File: Compass Backend & Frontend Service Deployment.md
Features:
- Modular deployment: Covers the independent deployment processes of the back-end (Ruby on Rails), front-end (Next.js), gateway (Nginx), and scheduled task services, supporting flexible expansion.
- Detailed environment configuration: Provides a complete .env file template, covering configuration examples of key components such as the database (MariaDB), message queue (RabbitMQ), cache (Redis), and email service (SMTP).
- Containerization support: Achieves rapid deployment through Docker and Docker Compose, including multi-service orchestration (such as the separate deployment of the front-end document service and the main site service).
3.Data Indexing and Storage Specification
Introduction: This specification provides a standardized design for OpenSearch data storage, ensuring data consistency and scalability, and is the core data support for the Compass indicator model.
File: OpenSearch Index.md
Features:
- Clear index classification: Defines 7 types of core indexes (such as repositories, commit records, PRs, contributors, etc.), clarifying the data structure and purpose of each index.
- Enhanced design: Distinguishes between raw data (such as github-issues) and enhanced data (such as github-issues_enriched), supporting complex analysis scenarios.
- Final indicator aggregation: Stores the calculated indicator results centrally through the compass_metric_model_custom_v1 index, facilitating visualization and API calls.
4.Practical Guide to Indicator Development
Introduction: A practical manual for developers, combined with code examples and configuration templates, guiding how to develop customized indicators in the Compass ecosystem, emphasizing the reusability and the efficiency of local debugging.
File: 开发指标步骤_zh.md
Features:
- End-to-end process: From data crawling (GrimoireLab debugging), indicator development (Python function expansion) to Lab integration, covering the complete development cycle.
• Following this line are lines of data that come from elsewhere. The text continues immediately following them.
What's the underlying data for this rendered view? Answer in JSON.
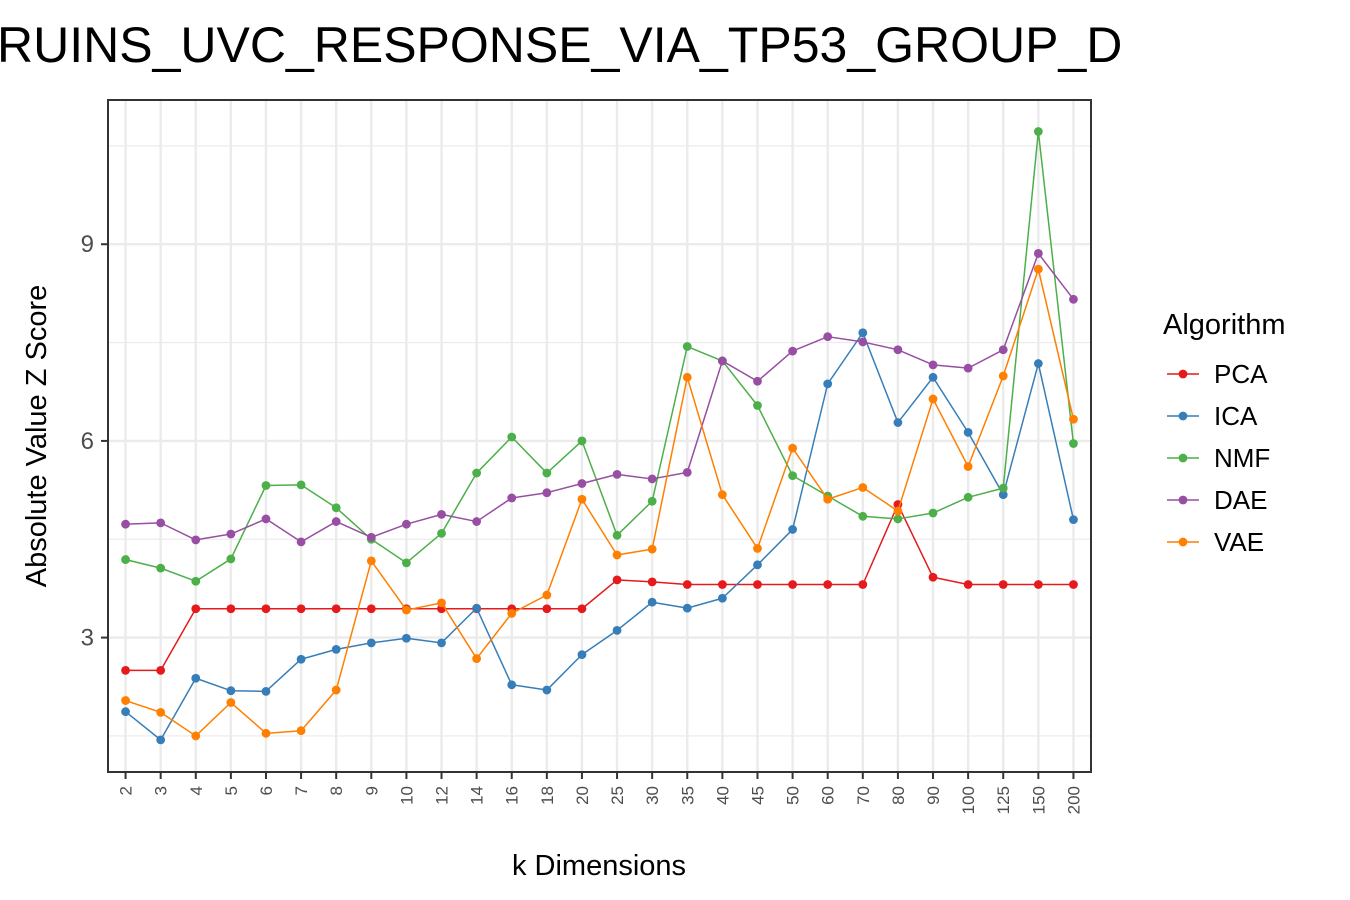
{
  "chart_data": {
    "type": "line",
    "title": "RUINS_UVC_RESPONSE_VIA_TP53_GROUP_D",
    "xlabel": "k Dimensions",
    "ylabel": "Absolute Value Z Score",
    "categories": [
      "2",
      "3",
      "4",
      "5",
      "6",
      "7",
      "8",
      "9",
      "10",
      "12",
      "14",
      "16",
      "18",
      "20",
      "25",
      "30",
      "35",
      "40",
      "45",
      "50",
      "60",
      "70",
      "80",
      "90",
      "100",
      "125",
      "150",
      "200"
    ],
    "ylim": [
      0.95,
      11.2
    ],
    "yticks": [
      3,
      6,
      9
    ],
    "ytick_labels": [
      "3",
      "6",
      "9"
    ],
    "grid": true,
    "legend": {
      "title": "Algorithm",
      "position": "right"
    },
    "series": [
      {
        "name": "PCA",
        "color": "#e41a1c",
        "values": [
          2.5,
          2.5,
          3.44,
          3.44,
          3.44,
          3.44,
          3.44,
          3.44,
          3.44,
          3.44,
          3.44,
          3.44,
          3.44,
          3.44,
          3.88,
          3.85,
          3.81,
          3.81,
          3.81,
          3.81,
          3.81,
          3.81,
          5.03,
          3.92,
          3.81,
          3.81,
          3.81,
          3.81
        ]
      },
      {
        "name": "ICA",
        "color": "#377eb8",
        "values": [
          1.87,
          1.44,
          2.38,
          2.19,
          2.18,
          2.67,
          2.82,
          2.92,
          2.99,
          2.92,
          3.45,
          2.28,
          2.2,
          2.74,
          3.11,
          3.54,
          3.45,
          3.6,
          4.11,
          4.65,
          6.87,
          7.65,
          6.28,
          6.97,
          6.13,
          5.18,
          7.18,
          4.8
        ]
      },
      {
        "name": "NMF",
        "color": "#4daf4a",
        "values": [
          4.19,
          4.06,
          3.86,
          4.2,
          5.32,
          5.33,
          4.98,
          4.5,
          4.14,
          4.59,
          5.51,
          6.06,
          5.51,
          6.0,
          4.56,
          5.08,
          7.44,
          7.22,
          6.54,
          5.47,
          5.16,
          4.85,
          4.81,
          4.9,
          5.14,
          5.28,
          10.72,
          5.96
        ]
      },
      {
        "name": "DAE",
        "color": "#984ea3",
        "values": [
          4.73,
          4.75,
          4.49,
          4.58,
          4.81,
          4.46,
          4.77,
          4.53,
          4.73,
          4.88,
          4.77,
          5.13,
          5.21,
          5.35,
          5.49,
          5.42,
          5.52,
          7.22,
          6.91,
          7.37,
          7.59,
          7.51,
          7.39,
          7.16,
          7.11,
          7.39,
          8.86,
          8.16
        ]
      },
      {
        "name": "VAE",
        "color": "#ff7f00",
        "values": [
          2.04,
          1.86,
          1.5,
          2.01,
          1.54,
          1.58,
          2.2,
          4.17,
          3.42,
          3.53,
          2.68,
          3.37,
          3.65,
          5.11,
          4.26,
          4.35,
          6.97,
          5.18,
          4.36,
          5.89,
          5.11,
          5.29,
          4.93,
          6.64,
          5.61,
          6.99,
          8.62,
          6.33
        ]
      }
    ]
  }
}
- Debugging-friendly: Provides VSCode remote debugging configuration examples, supports the phased execution of raw and enrich, and reduces the development threshold.
- Modular expansion: Achieves the rapid registration of new indicators and the configuration of thresholds by modifying thresholds.yaml and base_metrics_model.py.
Okay, the above is the detailed introduction of the OSS-Compass development guide. We hope that this development guide can help all developers better understand, use, or participate in the development work of the OSS-Compass platform. At the same time, we also welcome more open-source enthusiasts to join the OSS-Compass community and contribute to the open-source cause together!